The Salam Social Club was established in the fall of 1993 for Christian Canadians of Iraqi origin. The committee was established which consisted of seven members as follows: Putrus Pio (President), Jamal Ramani (Vice-President), Husam Elowe (Treasurer), Jan Khayat (Secretary), Claude Pio, Behnam Sayegh, Claude Demarchi and Sajid Lewis.
The founding committee met regularly with the purpose of establishing the foundation of the Club. It was unanimously agreed that the Club would be a non-profit organization and that all work performed by the committee members will be strictly on a volunteer basis. Many ideas were discussed, many references were researched and consulted in order to create the by-laws from which the Club would operate.
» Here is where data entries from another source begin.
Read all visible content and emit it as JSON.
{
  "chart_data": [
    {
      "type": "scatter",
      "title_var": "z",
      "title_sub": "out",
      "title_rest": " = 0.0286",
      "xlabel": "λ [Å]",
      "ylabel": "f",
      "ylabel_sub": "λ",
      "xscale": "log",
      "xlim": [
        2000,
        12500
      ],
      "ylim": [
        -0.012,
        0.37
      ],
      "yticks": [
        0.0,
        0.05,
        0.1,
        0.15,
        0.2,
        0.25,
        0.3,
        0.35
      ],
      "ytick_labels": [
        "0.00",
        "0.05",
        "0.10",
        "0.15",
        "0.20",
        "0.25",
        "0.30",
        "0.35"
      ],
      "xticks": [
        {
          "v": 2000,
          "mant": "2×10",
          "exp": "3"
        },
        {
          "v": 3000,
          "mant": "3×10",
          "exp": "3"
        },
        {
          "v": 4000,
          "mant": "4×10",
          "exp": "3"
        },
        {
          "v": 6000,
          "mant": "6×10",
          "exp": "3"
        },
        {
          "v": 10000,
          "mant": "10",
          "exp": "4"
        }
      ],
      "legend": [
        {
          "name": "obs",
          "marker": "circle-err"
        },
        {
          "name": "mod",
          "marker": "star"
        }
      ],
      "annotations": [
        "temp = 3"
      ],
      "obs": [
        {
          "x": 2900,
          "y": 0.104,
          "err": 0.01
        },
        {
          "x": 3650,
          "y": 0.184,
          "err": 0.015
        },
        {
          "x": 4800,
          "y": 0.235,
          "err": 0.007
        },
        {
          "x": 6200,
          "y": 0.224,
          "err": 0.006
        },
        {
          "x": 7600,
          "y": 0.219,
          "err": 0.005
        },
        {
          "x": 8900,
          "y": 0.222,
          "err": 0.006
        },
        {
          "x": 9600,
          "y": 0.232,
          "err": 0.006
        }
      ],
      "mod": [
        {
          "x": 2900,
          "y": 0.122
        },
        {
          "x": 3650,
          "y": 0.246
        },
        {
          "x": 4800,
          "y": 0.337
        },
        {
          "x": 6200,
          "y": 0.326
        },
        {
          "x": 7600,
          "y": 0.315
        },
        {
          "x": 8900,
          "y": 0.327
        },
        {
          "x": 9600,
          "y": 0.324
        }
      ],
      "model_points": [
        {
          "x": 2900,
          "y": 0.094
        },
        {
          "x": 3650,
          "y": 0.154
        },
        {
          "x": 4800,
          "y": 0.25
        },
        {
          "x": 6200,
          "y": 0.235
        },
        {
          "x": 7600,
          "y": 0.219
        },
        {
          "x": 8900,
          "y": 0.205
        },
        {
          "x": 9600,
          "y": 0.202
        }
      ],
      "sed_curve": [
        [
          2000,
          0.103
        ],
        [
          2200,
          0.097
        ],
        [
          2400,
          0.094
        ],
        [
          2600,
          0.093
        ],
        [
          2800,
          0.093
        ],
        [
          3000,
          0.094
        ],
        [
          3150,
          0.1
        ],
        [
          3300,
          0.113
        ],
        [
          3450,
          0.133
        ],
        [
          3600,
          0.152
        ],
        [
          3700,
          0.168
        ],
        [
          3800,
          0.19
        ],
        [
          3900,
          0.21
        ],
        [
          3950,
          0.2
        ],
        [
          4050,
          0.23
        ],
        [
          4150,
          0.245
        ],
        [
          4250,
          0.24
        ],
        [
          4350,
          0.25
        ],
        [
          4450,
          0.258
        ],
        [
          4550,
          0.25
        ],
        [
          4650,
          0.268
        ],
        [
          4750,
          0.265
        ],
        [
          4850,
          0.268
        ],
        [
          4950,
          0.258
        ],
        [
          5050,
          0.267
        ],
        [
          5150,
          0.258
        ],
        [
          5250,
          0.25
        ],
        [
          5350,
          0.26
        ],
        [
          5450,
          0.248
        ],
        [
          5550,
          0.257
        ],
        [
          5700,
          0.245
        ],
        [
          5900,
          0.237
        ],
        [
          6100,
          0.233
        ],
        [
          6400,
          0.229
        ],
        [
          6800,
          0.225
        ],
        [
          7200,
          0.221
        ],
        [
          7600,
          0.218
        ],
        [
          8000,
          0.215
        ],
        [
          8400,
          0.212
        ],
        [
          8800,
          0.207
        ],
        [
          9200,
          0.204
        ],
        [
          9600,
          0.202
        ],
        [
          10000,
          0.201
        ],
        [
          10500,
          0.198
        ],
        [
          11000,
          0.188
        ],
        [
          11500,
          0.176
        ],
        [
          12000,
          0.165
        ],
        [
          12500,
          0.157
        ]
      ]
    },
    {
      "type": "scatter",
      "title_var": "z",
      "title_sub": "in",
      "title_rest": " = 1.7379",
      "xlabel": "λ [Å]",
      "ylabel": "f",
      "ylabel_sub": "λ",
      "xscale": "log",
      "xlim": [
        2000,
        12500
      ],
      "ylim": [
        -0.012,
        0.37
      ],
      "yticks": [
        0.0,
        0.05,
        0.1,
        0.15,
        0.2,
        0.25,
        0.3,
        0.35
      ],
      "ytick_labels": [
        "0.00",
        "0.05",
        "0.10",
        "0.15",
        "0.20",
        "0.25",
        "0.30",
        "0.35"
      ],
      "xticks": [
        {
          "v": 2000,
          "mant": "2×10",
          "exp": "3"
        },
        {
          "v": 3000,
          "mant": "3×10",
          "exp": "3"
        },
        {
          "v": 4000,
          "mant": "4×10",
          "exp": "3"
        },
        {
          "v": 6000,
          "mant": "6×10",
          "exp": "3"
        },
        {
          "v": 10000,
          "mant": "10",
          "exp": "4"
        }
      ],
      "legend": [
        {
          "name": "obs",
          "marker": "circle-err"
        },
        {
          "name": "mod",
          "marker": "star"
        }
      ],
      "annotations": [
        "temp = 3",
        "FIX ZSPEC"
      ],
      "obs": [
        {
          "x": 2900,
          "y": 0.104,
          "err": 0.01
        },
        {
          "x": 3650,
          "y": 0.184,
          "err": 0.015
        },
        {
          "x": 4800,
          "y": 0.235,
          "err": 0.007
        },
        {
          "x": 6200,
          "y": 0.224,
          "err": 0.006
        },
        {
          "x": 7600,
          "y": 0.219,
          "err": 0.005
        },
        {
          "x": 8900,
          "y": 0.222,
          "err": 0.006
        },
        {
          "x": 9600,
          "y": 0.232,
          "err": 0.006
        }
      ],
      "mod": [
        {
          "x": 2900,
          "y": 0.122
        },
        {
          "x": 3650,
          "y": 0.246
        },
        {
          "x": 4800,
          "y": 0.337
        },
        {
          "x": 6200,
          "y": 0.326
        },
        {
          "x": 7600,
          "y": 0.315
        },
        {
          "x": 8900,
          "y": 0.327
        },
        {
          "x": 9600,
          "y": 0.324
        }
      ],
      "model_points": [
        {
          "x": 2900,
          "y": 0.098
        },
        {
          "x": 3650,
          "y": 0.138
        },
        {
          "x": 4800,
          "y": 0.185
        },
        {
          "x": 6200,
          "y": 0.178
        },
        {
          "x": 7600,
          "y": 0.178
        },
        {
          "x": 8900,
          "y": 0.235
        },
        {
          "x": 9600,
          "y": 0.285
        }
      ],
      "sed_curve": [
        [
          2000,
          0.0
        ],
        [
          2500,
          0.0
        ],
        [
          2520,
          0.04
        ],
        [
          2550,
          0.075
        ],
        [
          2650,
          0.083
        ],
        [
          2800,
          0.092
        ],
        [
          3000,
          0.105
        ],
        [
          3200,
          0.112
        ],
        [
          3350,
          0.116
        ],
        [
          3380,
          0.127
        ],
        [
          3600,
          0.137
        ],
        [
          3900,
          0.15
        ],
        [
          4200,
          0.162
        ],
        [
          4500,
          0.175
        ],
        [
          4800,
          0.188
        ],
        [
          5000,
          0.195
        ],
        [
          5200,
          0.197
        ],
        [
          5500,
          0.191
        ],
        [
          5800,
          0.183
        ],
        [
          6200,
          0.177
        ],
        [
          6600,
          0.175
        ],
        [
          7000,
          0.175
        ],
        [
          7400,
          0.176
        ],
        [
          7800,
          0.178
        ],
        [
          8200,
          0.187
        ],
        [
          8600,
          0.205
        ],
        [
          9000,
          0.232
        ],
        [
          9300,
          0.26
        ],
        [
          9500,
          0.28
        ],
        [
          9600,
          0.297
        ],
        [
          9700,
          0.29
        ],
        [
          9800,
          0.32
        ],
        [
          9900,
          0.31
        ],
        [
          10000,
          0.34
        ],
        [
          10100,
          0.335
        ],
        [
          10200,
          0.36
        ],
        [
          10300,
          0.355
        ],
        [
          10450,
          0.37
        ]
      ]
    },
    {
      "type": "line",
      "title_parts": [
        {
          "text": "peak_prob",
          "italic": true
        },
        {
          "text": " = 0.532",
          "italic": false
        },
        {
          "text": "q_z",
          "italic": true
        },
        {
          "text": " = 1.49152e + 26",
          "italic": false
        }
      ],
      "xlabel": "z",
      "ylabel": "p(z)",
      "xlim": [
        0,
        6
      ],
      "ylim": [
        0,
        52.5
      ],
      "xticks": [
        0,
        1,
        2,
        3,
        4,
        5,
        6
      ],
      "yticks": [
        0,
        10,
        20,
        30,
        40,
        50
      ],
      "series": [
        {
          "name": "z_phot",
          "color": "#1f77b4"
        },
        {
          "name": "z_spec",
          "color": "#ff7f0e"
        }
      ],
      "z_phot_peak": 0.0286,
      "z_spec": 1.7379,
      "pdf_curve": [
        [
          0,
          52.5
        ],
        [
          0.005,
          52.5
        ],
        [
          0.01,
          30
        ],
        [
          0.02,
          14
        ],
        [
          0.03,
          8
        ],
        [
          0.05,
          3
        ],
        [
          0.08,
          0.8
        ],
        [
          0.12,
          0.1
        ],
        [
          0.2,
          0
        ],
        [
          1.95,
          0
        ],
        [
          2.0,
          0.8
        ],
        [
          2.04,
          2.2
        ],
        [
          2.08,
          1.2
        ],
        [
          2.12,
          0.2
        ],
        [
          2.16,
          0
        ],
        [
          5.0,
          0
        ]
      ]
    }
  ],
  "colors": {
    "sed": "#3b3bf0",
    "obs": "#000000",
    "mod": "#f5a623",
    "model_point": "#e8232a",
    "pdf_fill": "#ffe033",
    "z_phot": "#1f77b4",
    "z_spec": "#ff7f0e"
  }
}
Endless meetings were conducted, meeting minutes and agendas were prepared, discussed, revised and discussed again! Early Spring of 1994, the founding committee sent invitations for a meeting, including a copy of by-laws, to all Iraqis that were known in the society. The purpose of this meeting was to introduce the committee to those that attended, gain the approval for the Club and request all present to choose a name for the Club.These objectives were accomplished and all agreed to the name Salam Social Club.
The Committee was now ready to form a corporation to legally establish a non-profit organization by the name that was chosen.The next few months was a roller coaster ride for the founding committee. However, the club was able to gain approximately 70 paying members (families) at a membership fee of $ 100.00 annually. The Club organized several picnics, gatherings and events in a variety of places including churches and other clubs. This also included card playing and educational lectures.
The next major milestone for the Club was to establish a physical presence where all members could gather. This goal was achieved with the help of Mr. Ahsan Zaiyouna who offered his premises for lease at terms that were affordable for the committee. The location chosen was 2-167 Applewood Crescent in Concord, Ontario. After major renovations, an inauguration party took place on the premises in early December 1995. The club was joyously overfilled with approximately 200 Iraqi families. Champagne and snacks were offered and all proudly celebrated!
After a few years, the idea of the Club began to grow among the families and suddenly, membership double to approximately 140 families. Membership has steadily increased with the arrival of new immigrants. Also, most members adopted a more mature outlook on the purpose of the club and resigned their differences in ideas and personalities.